By working towards the daily, weekly, and nine-weeks’ goals, your teenager will avoid much of the sting of senioritis. In the same way, remind your teen that she has goals beyond graduation that she is working toward today. No matter her post-graduation plans, what she does today makes a difference. Help her make those connections whether it’s working to save money for a car or learning calculus to be able to do well in college math courses.

Disenchantment, whether it is a minor disappointment or a major shock, is the signal that things are moving into transition in our lives. - William Throsby Bridges

Plan Little Rewards

Homeschooling seniors can get burned out from a busy schedule of classes, extracurricular pursuits, and work.
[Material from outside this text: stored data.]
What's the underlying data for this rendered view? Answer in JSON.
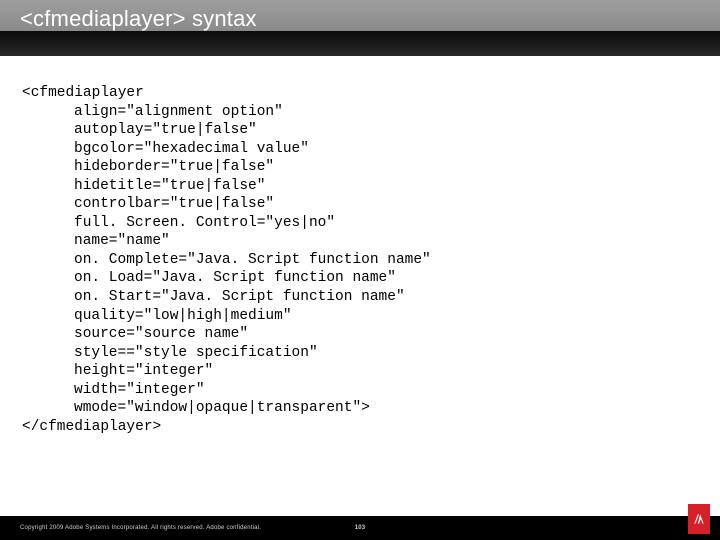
{
  "header": {
    "title": "<cfmediaplayer> syntax"
  },
  "code": {
    "open": "<cfmediaplayer",
    "attrs": [
      "align=\"alignment option\"",
      "autoplay=\"true|false\"",
      "bgcolor=\"hexadecimal value\"",
      "hideborder=\"true|false\"",
      "hidetitle=\"true|false\"",
      "controlbar=\"true|false\"",
      "full. Screen. Control=\"yes|no\"",
      "name=\"name\"",
      "on. Complete=\"Java. Script function name\"",
      "on. Load=\"Java. Script function name\"",
      "on. Start=\"Java. Script function name\"",
      "quality=\"low|high|medium\"",
      "source=\"source name\"",
      "style==\"style specification\"",
      "height=\"integer\"",
      "width=\"integer\"",
      "wmode=\"window|opaque|transparent\">"
    ],
    "close": "</cfmediaplayer>"
  },
  "footer": {
    "copyright": "Copyright 2009 Adobe Systems Incorporated.  All rights reserved.  Adobe confidential.",
    "page": "103"
  }
}
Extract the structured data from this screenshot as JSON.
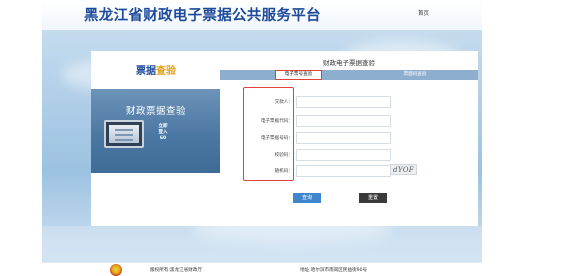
{
  "header": {
    "site_title": "黑龙江省财政电子票据公共服务平台",
    "home_link": "首页"
  },
  "sidebar": {
    "brand_part1": "票据",
    "brand_part2": "查验",
    "promo_title": "财政票据查验",
    "promo_side_text": [
      "立即",
      "登入",
      "60"
    ]
  },
  "main": {
    "heading": "财政电子票据查验",
    "tabs": [
      {
        "label": "电子票号查验",
        "active": true
      },
      {
        "label": "票面码查验",
        "active": false
      }
    ],
    "fields": [
      {
        "label": "交款人：",
        "value": ""
      },
      {
        "label": "电子票据代码：",
        "value": ""
      },
      {
        "label": "电子票据号码：",
        "value": ""
      },
      {
        "label": "校验码：",
        "value": ""
      },
      {
        "label": "随机码：",
        "value": ""
      }
    ],
    "captcha_text": "dYOF",
    "query_button": "查询",
    "reset_button": "重置"
  },
  "footer": {
    "copyright": "版权所有:黑龙江省财政厅",
    "address": "地址:哈尔滨市南岗区民益街90号"
  },
  "colors": {
    "title_blue": "#1d4a9a",
    "brand_orange": "#e3a11a",
    "tab_bar": "#8eaed0",
    "highlight_red": "#e0413a",
    "query_button": "#3f86cf",
    "reset_button": "#3a3a3a"
  }
}
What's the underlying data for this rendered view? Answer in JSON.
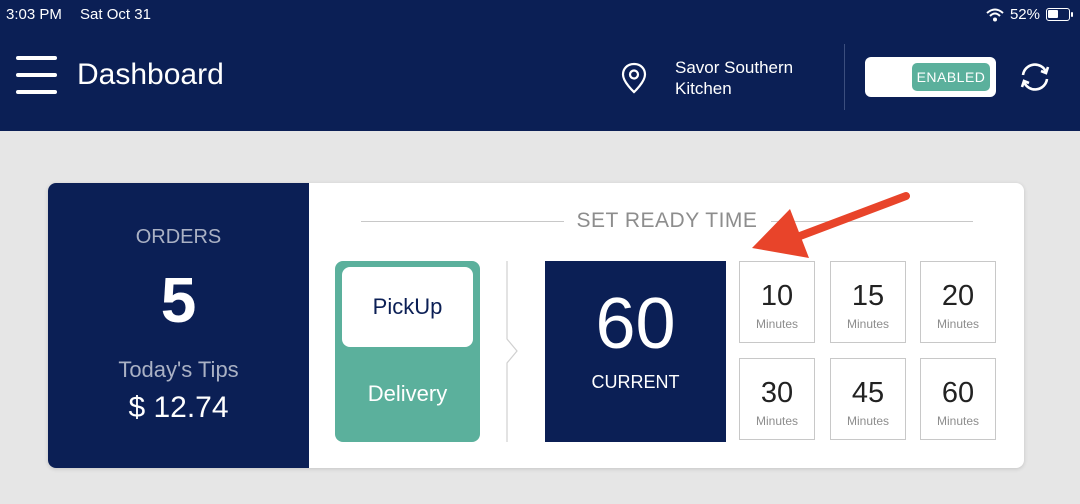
{
  "status_bar": {
    "time": "3:03 PM",
    "date": "Sat Oct 31",
    "battery": "52%"
  },
  "header": {
    "title": "Dashboard",
    "restaurant": "Savor Southern Kitchen",
    "toggle_label": "ENABLED",
    "menu_icon": "hamburger-icon",
    "location_icon": "location-pin-icon",
    "refresh_icon": "refresh-icon"
  },
  "orders": {
    "label": "ORDERS",
    "count": "5",
    "tips_label": "Today's Tips",
    "tips_value": "$ 12.74"
  },
  "ready_time": {
    "heading": "SET READY TIME",
    "modes": {
      "pickup": "PickUp",
      "delivery": "Delivery"
    },
    "current_value": "60",
    "current_label": "CURRENT",
    "options": [
      {
        "value": "10",
        "unit": "Minutes"
      },
      {
        "value": "15",
        "unit": "Minutes"
      },
      {
        "value": "20",
        "unit": "Minutes"
      },
      {
        "value": "30",
        "unit": "Minutes"
      },
      {
        "value": "45",
        "unit": "Minutes"
      },
      {
        "value": "60",
        "unit": "Minutes"
      }
    ]
  },
  "colors": {
    "navy": "#0b1f55",
    "accent_green": "#5bb09c",
    "annotation_arrow": "#e8442a"
  }
}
The college application process is draining, and even the fun parts of being a senior such as prom and parties can still sap energy reserves. Make sure to factor in periods of rest so that your teenager doesn’t crash in late winter or early spring.

Setting small, personal rewards throughout the year will help a senior stay motivated. They can be simple things like family trips, church events, or birthday celebrations. Anything that helps teens see the remaining nine months as a series of positive points and reachable goals will forestall senioritis. So pull out that calendar, and plot all of the positives your teen has to look forward to prior to and after graduation.

Stay Away from Sources of Contagion

Senioritis is contagious, so encourage your senior to avoid friends who are infected or are showing signs of becoming infected. Again, this responsibility will lie with your teen, so discuss it in the fall well before the malady has presented itself. Senioritis usually begins in February and hits its peak in March and April right before graduation.

If a little senioritis creeps in, don’t worry too much. It’s merely a sign that your child is ready to leave high school behind and make the next big leap in life. You and your teen will weather this transition just like the others in the last eighteen years.